Processus d’autorégulation dans le conditionnement évaluatif et application au traitement des comportements addictifs

Date : 20 septembre 2018
Heure : 10h30 - 12h00
Lieu : Amphithéâtre Paul Collomp

Résumé de la conférence

Mes recherches visent à comprendre les processus cognitifs sous-jacents à l’effet de conditionnement évaluatif, c’est-à-dire au changement dans l’évaluation de stimuli au préalable neutres (i.e., stimuli conditionnés, CS) suite à leur présentation conjointe et répétée avec des stimuli valencés négativement ou positivement (i.e., stimuli non-conditionnés, US).

Les recherches qui seront présentées dans ce séminaire portent dans un premier temps sur la façon dont les processus d’autorégulation (i.e., régulation émotionnelle et autocontrôle) vont améliorer ou au contraire inhiber cet effet de conditionnement et influencer sur son caractère conscient ou non-conscient, c’est-à-dire de déterminer s’il peut survenir en l’absence de recollection consciente des paires de stimuli présentées lors de la procédure. Dans un second temps, je m’intéresserais également à l’application de ces procédures de conditionnement évaluatif pour modifier les attitudes et les réactions automatiques vis-à-vis de l’alcool.
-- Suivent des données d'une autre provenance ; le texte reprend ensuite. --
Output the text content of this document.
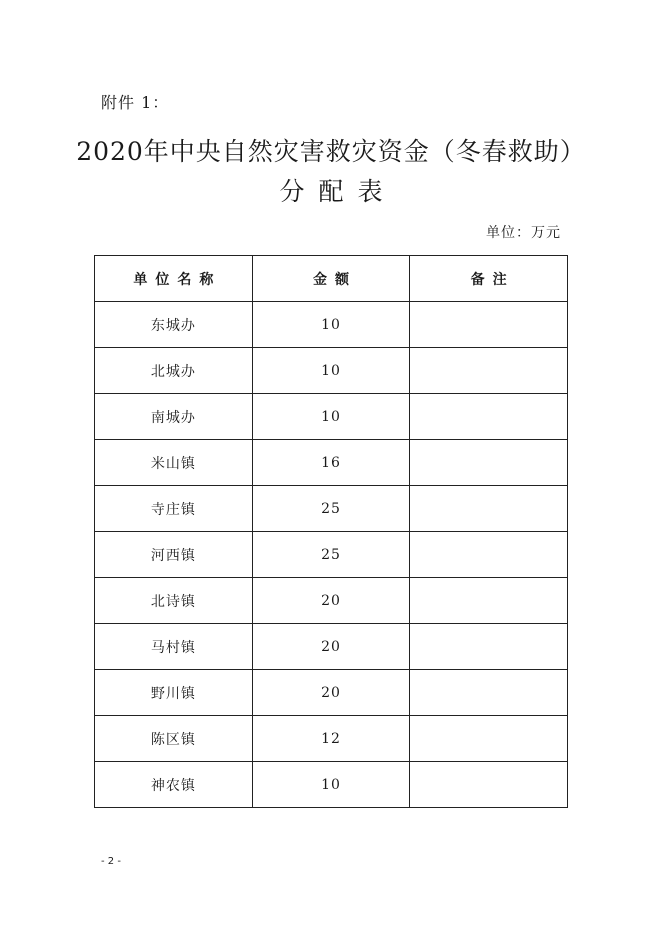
附件 1：
2020年中央自然灾害救灾资金（冬春救助）
分配表
单位：万元
单位名称	金额	备注
东城办	10	
北城办	10	
南城办	10	
米山镇	16	
寺庄镇	25	
河西镇	25	
北诗镇	20	
马村镇	20	
野川镇	20	
陈区镇	12	
神农镇	10	
- 2 -
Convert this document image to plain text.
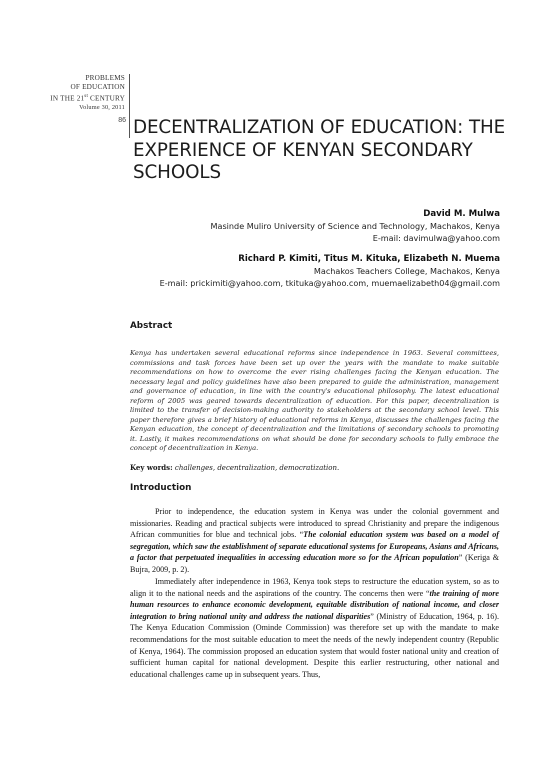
PROBLEMS
OF EDUCATION
IN THE 21st CENTURY
Volume 30, 2011
86 DECENTRALIZATION OF EDUCATION: THE EXPERIENCE OF KENYAN SECONDARY SCHOOLS
David M. Mulwa
Masinde Muliro University of Science and Technology, Machakos, Kenya
E-mail: davimulwa@yahoo.com
Richard P. Kimiti, Titus M. Kituka, Elizabeth N. Muema
Machakos Teachers College, Machakos, Kenya
E-mail: prickimiti@yahoo.com, tkituka@yahoo.com, muemaelizabeth04@gmail.com
Abstract

Kenya has undertaken several educational reforms since independence in 1963. Several committees, commissions and task forces have been set up over the years with the mandate to make suitable recommendations on how to overcome the ever rising challenges facing the Kenyan education. The necessary legal and policy guidelines have also been prepared to guide the administration, management and governance of education, in line with the country's educational philosophy. The latest educational reform of 2005 was geared towards decentralization of education. For this paper, decentralization is limited to the transfer of decision-making authority to stakeholders at the secondary school level. This paper therefore gives a brief history of educational reforms in Kenya, discusses the challenges facing the Kenyan education, the concept of decentralization and the limitations of secondary schools to promoting it. Lastly, it makes recommendations on what should be done for secondary schools to fully embrace the concept of decentralization in Kenya.

Key words: challenges, decentralization, democratization.

Introduction

Prior to independence, the education system in Kenya was under the colonial government and missionaries. Reading and practical subjects were introduced to spread Christianity and prepare the indigenous African communities for blue and technical jobs. “The colonial education system was based on a model of segregation, which saw the establishment of separate educational systems for Europeans, Asians and Africans, a factor that perpetuated inequalities in accessing education more so for the African population” (Keriga & Bujra, 2009, p. 2).

Immediately after independence in 1963, Kenya took steps to restructure the education system, so as to align it to the national needs and the aspirations of the country. The concerns then were “the training of more human resources to enhance economic development, equitable distribution of national income, and closer integration to bring national unity and address the national disparities” (Ministry of Education, 1964, p. 16). The Kenya Education Commission (Ominde Commission) was therefore set up with the mandate to make recommendations for the most suitable education to meet the needs of the newly independent country (Republic of Kenya, 1964). The commission proposed an education system that would foster national unity and creation of sufficient human capital for national development. Despite this earlier restructuring, other national and educational challenges came up in subsequent years. Thus,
Six études seront présentées lors de ce séminaire.

Les deux premières études portent sur l’impact des processus de régulation émotionnelle sur le processus de conditionnement et testons l’hypothèse que des individus ayant davantage de difficultés à réguler et à identifier leurs émotions négatives de manière chronique (i) seraient plus sensibles à l’effet de conditionnement lorsque celui-ci utilise des stimuli non-conditionnés de valence négative et (ii) qu’ils ont davantage tendance à attribuer leur niveau d’éveil physiologique à la valence du stimulus. Ces premiers résultats montrent que les processus d’auto-régulation modulent l’importance de l’effet de conditionnement évaluatif, et que l’effet de conditionnement peu potentiellement se produire en l’absence de recollection consciente des paires de CS-US.

Les deux études suivantes portent sur l’effet des processus d’autocontrôle sur le conditionnement. Des développements récents dans la conceptualisation de la maîtrise de soi implique qu’exercer une tâche dans laquelle il est nécessaire d’inhiber une réponse prédominante aura un impact différent sur les autres sphères de maîtrise de soi selon que cette tâche est exécutée simultanément ou séquentiellement.

Plus précisément, nous faisons l’hypothèse que les participants dont on a épuisé les ressources d’autocontrôle avant la procédure de conditionnement seront moins sensibles à l’effet de conditionnement, et seraient moins à même de mémoriser les paires de CS-US. A l’inverse, nous faisons l’hypothèse que les individus devant effectuer une tâche de contrôle de soi pendant la procédure présenteront un effet de conditionnement plus forts ainsi qu’une meilleure mémorisation des paires CS-US.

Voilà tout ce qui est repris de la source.